Pine Island has finished the planting for the year, and everything went very well! “We planted approximately 25 acres in May and about another 25 at the beginning of July,” says COO Bryan vonHahmann. “I think that’s going to be about what we currently planned for next year’s planting, as well.”
There are two methods of planting: conventional propagation, which means pressing mowed vines or prunings directly into the bogs to be established; and rooted cuttings, which means planting plants with roots already established. Pine Island has used both methods in the past, but mainly we’ve moved on to using rooted cuttings. Another concern with planting is implementing an irrigation program, both with ground water and sprinklers, that provides moisture for vine growth without causing excessive soil saturation, which can lead to favorable conditions for phytopthora, which in turn can lead to fruit or root rot. Pine Island uses both ditches and sprinklers for irrigation. During the early spring, after the winter flood is removed, irrigation is usually covered by our frost protection program. However, concerns for adequate soil moisture should not be forgotten during frost season. Several warm, sunny days without rain or frost irrigation can result in the need for irrigation. Checking the soil yourself is extremely important; tensiometers are good, but it’s important to learn the hands-on method, as well.

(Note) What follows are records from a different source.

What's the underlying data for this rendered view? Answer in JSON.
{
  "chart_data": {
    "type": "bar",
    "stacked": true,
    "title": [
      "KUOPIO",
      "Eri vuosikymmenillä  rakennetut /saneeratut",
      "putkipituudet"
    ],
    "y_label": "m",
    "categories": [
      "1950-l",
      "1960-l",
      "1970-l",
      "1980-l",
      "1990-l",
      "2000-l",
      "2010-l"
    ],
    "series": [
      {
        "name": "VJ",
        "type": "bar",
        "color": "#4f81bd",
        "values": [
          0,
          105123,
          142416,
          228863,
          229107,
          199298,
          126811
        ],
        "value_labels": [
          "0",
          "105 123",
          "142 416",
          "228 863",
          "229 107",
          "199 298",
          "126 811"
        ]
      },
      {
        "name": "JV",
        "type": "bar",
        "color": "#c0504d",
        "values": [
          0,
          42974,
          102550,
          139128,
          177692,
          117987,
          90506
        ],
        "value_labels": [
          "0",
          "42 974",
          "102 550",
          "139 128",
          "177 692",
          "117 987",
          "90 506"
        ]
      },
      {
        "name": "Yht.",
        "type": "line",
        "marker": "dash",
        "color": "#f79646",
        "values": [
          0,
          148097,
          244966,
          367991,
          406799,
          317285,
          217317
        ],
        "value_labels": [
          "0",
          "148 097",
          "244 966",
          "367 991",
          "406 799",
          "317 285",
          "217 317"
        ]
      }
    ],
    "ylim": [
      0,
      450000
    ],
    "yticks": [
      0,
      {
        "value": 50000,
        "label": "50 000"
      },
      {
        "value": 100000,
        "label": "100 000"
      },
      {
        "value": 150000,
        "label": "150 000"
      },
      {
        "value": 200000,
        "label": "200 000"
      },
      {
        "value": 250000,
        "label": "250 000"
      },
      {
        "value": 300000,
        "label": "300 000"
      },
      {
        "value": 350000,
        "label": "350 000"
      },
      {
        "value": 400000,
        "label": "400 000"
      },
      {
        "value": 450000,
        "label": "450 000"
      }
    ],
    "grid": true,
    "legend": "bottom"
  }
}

The process remains the same: rooted cuttings are taken from the cart and loaded onto the planter. Team members seated on the planter drop the vines into the carousel and then the vines are distributed into the pre-dug furrow. The planter is followed by other crew members, who make sure that the vines have been placed correctly. Running the planting operation is a true challenge: coordinating everything, getting the right plants at the right time with the right people, constantly adjusting the planters, and identifying problems and how to fix them.
“Planting went really well this year,” Bryan says. “We’re continuing to learn and finding some better ways to do things, as well as making adjustents to try next year.” For instance, instead of dropping the empty plant trays along the route and having someone come along to do clean-up, this year we built a basket for the front of the tractor so when the team done with the trays, they’re all in one place and at the end of the row the trays are removed, which saves the team some time.

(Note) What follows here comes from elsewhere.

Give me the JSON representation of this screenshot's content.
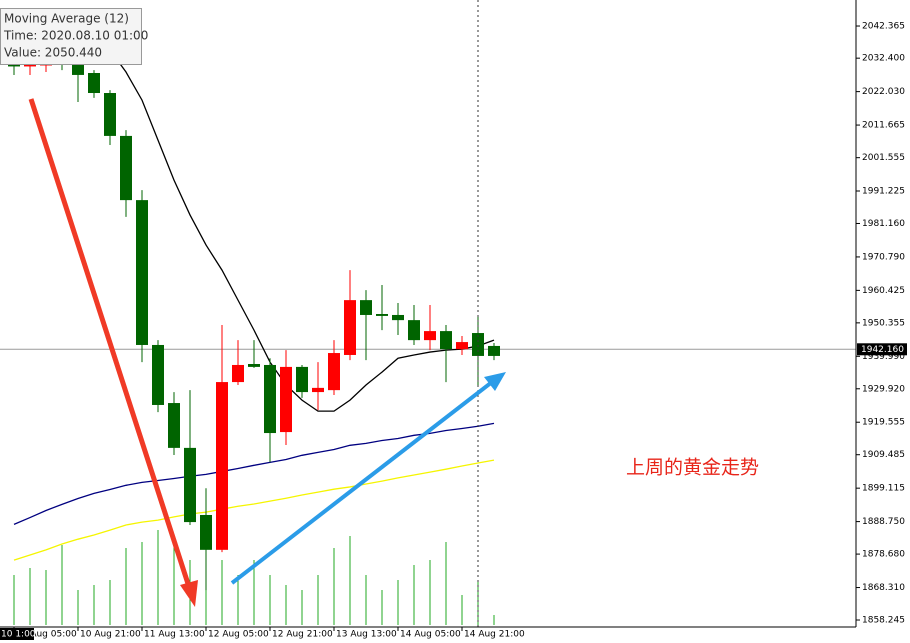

Planned changes for next year include working on the irrigation installation. “We continue to struggle with the timing,” Bryan says. “We usually install the Webster valves ahead of time so we can pull them out, plant, and put them back in so we can water the new beds. But it’s inevitable that the planter hits some of them, so next year we’re going to try installing after we finish the planting. That’ll mean more people, though, so we’ll see.”

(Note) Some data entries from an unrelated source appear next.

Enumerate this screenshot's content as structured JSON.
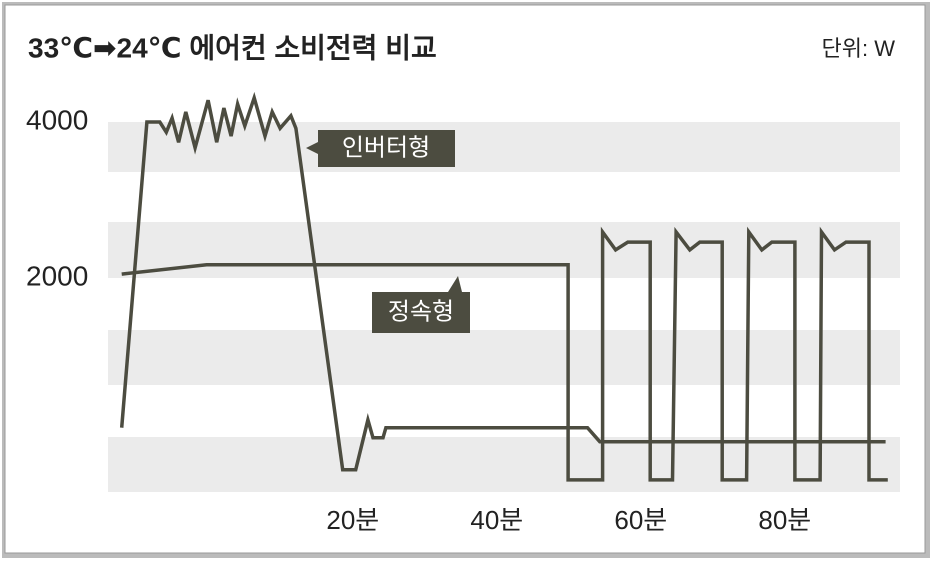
{
  "chart_data": {
    "type": "line",
    "title": "33℃➡24℃ 에어컨 소비전력 비교",
    "unit": "단위: W",
    "xlim": [
      -14,
      96
    ],
    "ylim": [
      -745,
      4385
    ],
    "xticks": [
      {
        "value": 20,
        "label": "20분"
      },
      {
        "value": 40,
        "label": "40분"
      },
      {
        "value": 60,
        "label": "60분"
      },
      {
        "value": 80,
        "label": "80분"
      }
    ],
    "yticks": [
      2000,
      4000
    ],
    "series": [
      {
        "name": "인버터형",
        "color": "#4c4c40",
        "x": [
          -12.1,
          -8.6,
          -6.8,
          -5.9,
          -5.1,
          -4.2,
          -3.2,
          -1.9,
          -0.1,
          1.1,
          2.1,
          3.1,
          4.0,
          5.0,
          6.3,
          7.8,
          8.8,
          9.9,
          11.4,
          12.1,
          18.6,
          20.4,
          22.1,
          22.8,
          24.2,
          24.6,
          52.6,
          54.3,
          94.0
        ],
        "values": [
          80,
          4000,
          4000,
          3870,
          4050,
          3740,
          4130,
          3670,
          4280,
          3740,
          4180,
          3820,
          4230,
          3950,
          4310,
          3820,
          4130,
          3920,
          4080,
          3920,
          -460,
          -460,
          180,
          -50,
          -50,
          80,
          80,
          -100,
          -100
        ]
      },
      {
        "name": "정속형",
        "color": "#4c4c40",
        "x": [
          -12.1,
          -0.3,
          49.9,
          49.9,
          54.7,
          54.7,
          56.5,
          58.2,
          61.3,
          61.3,
          64.4,
          64.9,
          66.8,
          68.2,
          71.3,
          71.3,
          74.7,
          75.0,
          76.8,
          78.2,
          81.4,
          81.4,
          84.9,
          85.1,
          86.9,
          88.5,
          91.7,
          91.7,
          94.3
        ],
        "values": [
          2050,
          2170,
          2170,
          -590,
          -590,
          2590,
          2360,
          2460,
          2460,
          -590,
          -590,
          2590,
          2360,
          2460,
          2460,
          -590,
          -590,
          2590,
          2360,
          2460,
          2460,
          -590,
          -590,
          2590,
          2360,
          2460,
          2460,
          -590,
          -590
        ]
      }
    ]
  }
}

Other than that, he says, “it was pretty much steady as she goes! Matt Stiles normally manages the planting but this year he had Mike Scullion as a trainee. Going forward, Mike will probably be managing that team, which is a good thing.” The main drawback was the weather, but the team made adjustments as necessary. “It was really tough with the heat,” Bryan says. “We were getting 95 and 96 degree days, so we’d start at 5 and end at 2:30 to beat it a little, but that takes a toll on anyone!”